Health Concerns

FDA Proposes Cigarettelike Warning Labels for Sugar

Hard numbers are coming for that sweet tooth.
Hard numbers are coming for that sweet tooth. Photo: mattjeacock/Getty Images

Even Americans not named Michael Bloomberg understand that there’s too much sugar in, like, everything they drink. So the FDA has finally proposed a simple tweak to food labels that has Big Soda in an uproar because it would make the crazy-high amount of added sugar in their products even more abundantly clear.

Unlike fat, cholesterol, or sodium, sugar snuck its way onto the Nutrition Facts label sort of scot-free — there’s no Daily Value listed. The FDA would like to fix that by sticking a number next to “Sugars” based on sugar intake, equaling 10 percent of a day’s total calories. Or in real-world terms: Assuming you eat a 2,000-calorie diet, that 20-ounce bottle of Coke with 65 grams of sugar (240 calories’ worth) would deliver a whopping 120 percent of your day’s sugar. One and done.

Knowing full well that this would be a pretty rude awakening, the American Beverage Association has submitted a 17-page-long complaint.
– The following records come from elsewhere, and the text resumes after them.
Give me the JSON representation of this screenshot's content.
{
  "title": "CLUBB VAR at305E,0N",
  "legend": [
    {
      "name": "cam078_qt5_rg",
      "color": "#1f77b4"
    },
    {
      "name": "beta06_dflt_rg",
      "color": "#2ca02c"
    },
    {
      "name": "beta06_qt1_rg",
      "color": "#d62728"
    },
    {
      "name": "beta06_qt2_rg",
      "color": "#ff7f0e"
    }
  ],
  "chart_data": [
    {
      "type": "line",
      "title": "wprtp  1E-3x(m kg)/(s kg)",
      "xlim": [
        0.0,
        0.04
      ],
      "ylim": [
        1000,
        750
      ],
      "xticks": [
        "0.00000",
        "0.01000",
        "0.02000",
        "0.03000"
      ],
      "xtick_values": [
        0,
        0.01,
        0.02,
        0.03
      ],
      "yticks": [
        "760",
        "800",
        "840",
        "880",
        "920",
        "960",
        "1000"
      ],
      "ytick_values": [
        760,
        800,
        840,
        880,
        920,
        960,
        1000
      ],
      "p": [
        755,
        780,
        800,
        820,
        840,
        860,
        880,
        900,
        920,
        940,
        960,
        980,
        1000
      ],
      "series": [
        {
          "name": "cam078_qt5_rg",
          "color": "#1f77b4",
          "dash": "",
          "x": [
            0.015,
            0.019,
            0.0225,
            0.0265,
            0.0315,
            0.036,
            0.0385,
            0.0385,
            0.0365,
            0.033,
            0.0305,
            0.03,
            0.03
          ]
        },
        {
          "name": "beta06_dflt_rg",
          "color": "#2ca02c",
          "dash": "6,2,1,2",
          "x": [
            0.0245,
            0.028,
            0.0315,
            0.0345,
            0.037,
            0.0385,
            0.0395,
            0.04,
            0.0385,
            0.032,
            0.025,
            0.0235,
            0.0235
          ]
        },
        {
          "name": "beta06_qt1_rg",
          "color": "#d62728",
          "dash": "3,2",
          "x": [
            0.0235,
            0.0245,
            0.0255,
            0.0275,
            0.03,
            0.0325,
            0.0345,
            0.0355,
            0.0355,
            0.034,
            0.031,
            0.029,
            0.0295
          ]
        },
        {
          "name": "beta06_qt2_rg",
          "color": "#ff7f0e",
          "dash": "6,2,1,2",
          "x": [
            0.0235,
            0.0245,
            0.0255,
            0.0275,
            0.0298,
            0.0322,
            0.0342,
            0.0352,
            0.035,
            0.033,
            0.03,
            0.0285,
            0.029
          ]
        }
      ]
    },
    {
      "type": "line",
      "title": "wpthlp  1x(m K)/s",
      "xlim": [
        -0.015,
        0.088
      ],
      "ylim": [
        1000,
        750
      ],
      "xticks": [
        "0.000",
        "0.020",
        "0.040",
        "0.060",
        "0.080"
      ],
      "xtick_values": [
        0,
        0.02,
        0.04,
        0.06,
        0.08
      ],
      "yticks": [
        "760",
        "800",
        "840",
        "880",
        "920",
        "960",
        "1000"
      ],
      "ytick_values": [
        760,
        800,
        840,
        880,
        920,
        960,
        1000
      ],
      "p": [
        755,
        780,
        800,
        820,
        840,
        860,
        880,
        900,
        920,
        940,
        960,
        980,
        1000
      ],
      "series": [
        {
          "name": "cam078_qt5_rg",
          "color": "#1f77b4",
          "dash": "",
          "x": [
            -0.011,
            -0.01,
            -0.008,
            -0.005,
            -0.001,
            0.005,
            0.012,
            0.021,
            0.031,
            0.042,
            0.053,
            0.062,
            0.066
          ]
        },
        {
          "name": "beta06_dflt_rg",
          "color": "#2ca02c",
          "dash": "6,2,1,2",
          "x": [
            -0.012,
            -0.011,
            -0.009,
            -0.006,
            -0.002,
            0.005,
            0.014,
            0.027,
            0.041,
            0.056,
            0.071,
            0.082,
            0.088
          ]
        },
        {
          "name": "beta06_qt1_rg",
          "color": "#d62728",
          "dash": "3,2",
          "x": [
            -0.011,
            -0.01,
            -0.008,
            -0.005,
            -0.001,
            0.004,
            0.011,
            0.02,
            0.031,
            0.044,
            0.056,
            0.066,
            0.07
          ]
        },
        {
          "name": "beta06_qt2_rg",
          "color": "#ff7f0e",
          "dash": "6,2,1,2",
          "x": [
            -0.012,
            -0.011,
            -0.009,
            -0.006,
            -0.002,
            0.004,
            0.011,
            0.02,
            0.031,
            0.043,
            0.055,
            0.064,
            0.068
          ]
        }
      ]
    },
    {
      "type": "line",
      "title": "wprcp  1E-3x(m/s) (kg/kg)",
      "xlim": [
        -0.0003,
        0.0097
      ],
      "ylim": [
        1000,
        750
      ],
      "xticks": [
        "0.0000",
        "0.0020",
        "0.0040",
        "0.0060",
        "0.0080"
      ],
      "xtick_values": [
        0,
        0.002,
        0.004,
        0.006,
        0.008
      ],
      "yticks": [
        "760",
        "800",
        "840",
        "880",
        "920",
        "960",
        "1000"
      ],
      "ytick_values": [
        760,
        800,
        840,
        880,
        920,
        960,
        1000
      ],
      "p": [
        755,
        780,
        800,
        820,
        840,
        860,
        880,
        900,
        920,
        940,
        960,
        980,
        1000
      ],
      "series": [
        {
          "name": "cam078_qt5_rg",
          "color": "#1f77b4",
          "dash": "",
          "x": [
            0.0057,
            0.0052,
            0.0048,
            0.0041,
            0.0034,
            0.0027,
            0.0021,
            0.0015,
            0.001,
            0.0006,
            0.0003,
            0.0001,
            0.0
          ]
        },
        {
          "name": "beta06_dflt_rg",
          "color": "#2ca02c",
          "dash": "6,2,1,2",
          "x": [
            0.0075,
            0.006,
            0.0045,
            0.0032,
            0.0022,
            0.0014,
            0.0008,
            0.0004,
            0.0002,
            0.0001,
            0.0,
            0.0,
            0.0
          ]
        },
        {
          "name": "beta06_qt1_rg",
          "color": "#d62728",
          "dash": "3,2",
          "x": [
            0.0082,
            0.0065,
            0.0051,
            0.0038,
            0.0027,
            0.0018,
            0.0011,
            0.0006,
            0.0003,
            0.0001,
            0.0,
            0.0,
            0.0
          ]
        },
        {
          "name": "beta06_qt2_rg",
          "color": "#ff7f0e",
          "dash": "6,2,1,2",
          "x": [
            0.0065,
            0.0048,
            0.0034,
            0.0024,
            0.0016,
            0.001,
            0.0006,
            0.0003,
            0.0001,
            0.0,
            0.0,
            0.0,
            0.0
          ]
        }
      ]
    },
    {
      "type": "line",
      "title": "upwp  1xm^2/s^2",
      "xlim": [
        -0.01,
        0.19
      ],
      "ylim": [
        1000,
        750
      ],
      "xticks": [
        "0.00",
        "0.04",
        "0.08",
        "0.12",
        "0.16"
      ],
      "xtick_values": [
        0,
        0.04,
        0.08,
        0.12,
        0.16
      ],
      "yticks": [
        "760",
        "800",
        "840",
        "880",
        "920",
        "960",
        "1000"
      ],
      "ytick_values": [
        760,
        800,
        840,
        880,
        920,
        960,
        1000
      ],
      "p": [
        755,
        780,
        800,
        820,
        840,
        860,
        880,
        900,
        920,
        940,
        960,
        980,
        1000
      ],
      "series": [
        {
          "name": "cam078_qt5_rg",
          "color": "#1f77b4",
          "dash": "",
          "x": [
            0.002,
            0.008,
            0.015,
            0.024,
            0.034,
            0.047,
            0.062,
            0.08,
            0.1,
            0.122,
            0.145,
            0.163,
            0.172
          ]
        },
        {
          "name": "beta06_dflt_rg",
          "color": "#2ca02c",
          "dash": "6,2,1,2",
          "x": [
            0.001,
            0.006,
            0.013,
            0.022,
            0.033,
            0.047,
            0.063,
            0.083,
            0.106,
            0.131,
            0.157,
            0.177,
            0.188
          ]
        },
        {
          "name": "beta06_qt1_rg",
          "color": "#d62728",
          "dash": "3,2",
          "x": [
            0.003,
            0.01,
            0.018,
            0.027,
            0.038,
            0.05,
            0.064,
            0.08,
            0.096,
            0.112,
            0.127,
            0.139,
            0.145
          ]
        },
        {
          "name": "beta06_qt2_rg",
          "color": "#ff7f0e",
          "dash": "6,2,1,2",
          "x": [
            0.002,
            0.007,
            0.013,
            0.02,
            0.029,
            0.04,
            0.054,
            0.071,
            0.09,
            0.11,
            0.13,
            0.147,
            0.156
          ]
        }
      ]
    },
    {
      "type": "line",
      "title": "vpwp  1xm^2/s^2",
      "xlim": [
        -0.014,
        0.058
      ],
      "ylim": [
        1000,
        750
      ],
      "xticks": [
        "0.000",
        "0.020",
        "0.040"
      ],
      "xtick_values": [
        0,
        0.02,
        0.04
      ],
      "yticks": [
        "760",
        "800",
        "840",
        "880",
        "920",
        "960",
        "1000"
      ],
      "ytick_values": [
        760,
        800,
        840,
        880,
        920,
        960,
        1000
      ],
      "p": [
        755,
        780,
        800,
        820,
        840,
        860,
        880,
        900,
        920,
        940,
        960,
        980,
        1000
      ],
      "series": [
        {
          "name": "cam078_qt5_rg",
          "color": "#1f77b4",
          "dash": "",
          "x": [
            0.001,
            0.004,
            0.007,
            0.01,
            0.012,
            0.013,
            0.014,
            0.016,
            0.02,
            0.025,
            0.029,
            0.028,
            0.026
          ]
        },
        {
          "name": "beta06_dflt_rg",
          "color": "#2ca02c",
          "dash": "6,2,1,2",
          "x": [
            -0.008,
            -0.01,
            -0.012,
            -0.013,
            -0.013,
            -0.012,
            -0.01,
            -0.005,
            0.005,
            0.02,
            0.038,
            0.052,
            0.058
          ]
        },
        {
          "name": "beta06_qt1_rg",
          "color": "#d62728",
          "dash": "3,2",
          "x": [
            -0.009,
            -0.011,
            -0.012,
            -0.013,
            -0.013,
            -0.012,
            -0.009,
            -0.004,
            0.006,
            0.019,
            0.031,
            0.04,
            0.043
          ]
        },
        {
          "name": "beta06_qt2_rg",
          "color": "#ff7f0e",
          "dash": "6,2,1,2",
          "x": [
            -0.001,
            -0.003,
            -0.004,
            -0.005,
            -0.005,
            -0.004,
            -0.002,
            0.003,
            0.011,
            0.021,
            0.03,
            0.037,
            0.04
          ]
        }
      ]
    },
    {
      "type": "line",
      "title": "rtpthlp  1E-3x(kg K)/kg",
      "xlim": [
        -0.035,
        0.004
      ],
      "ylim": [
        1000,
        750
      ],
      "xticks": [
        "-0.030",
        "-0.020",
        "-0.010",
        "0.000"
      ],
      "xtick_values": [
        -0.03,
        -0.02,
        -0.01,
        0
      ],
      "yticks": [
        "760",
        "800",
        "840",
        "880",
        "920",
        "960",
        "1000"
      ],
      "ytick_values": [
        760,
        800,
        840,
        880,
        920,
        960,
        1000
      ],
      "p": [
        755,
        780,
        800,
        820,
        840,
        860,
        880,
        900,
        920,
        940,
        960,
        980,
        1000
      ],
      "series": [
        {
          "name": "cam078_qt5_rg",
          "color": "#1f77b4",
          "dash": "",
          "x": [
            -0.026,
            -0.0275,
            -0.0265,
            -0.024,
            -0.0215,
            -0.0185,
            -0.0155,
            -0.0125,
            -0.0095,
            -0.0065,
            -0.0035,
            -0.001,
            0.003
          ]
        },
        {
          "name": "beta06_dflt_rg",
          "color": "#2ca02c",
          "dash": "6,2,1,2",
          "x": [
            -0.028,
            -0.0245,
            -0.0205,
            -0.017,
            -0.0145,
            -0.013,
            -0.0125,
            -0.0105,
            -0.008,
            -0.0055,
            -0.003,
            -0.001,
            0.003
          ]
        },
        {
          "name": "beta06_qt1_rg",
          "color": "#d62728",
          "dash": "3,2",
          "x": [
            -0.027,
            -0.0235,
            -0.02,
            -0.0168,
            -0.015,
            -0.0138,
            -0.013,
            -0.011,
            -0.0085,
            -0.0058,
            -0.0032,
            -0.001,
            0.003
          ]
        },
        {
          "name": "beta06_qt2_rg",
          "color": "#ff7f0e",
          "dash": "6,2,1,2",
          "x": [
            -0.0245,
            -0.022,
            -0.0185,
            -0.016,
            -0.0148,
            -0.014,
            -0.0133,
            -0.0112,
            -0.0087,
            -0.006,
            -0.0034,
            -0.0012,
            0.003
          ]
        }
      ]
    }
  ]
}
Studies show 13 percent of adults’ calories already come from sugar; for kids, it’s 16 percent — and most of it from soda. But what alarms Big Soda the most is the thought that its products might have to become (shudder) healthier. The industry smartly catches a whiff of a semi-activist bent in the FDA’s proposal, which notes: “The label may encourage manufacturers to reformulate existing products and offer new products with a healthier nutrition profile.”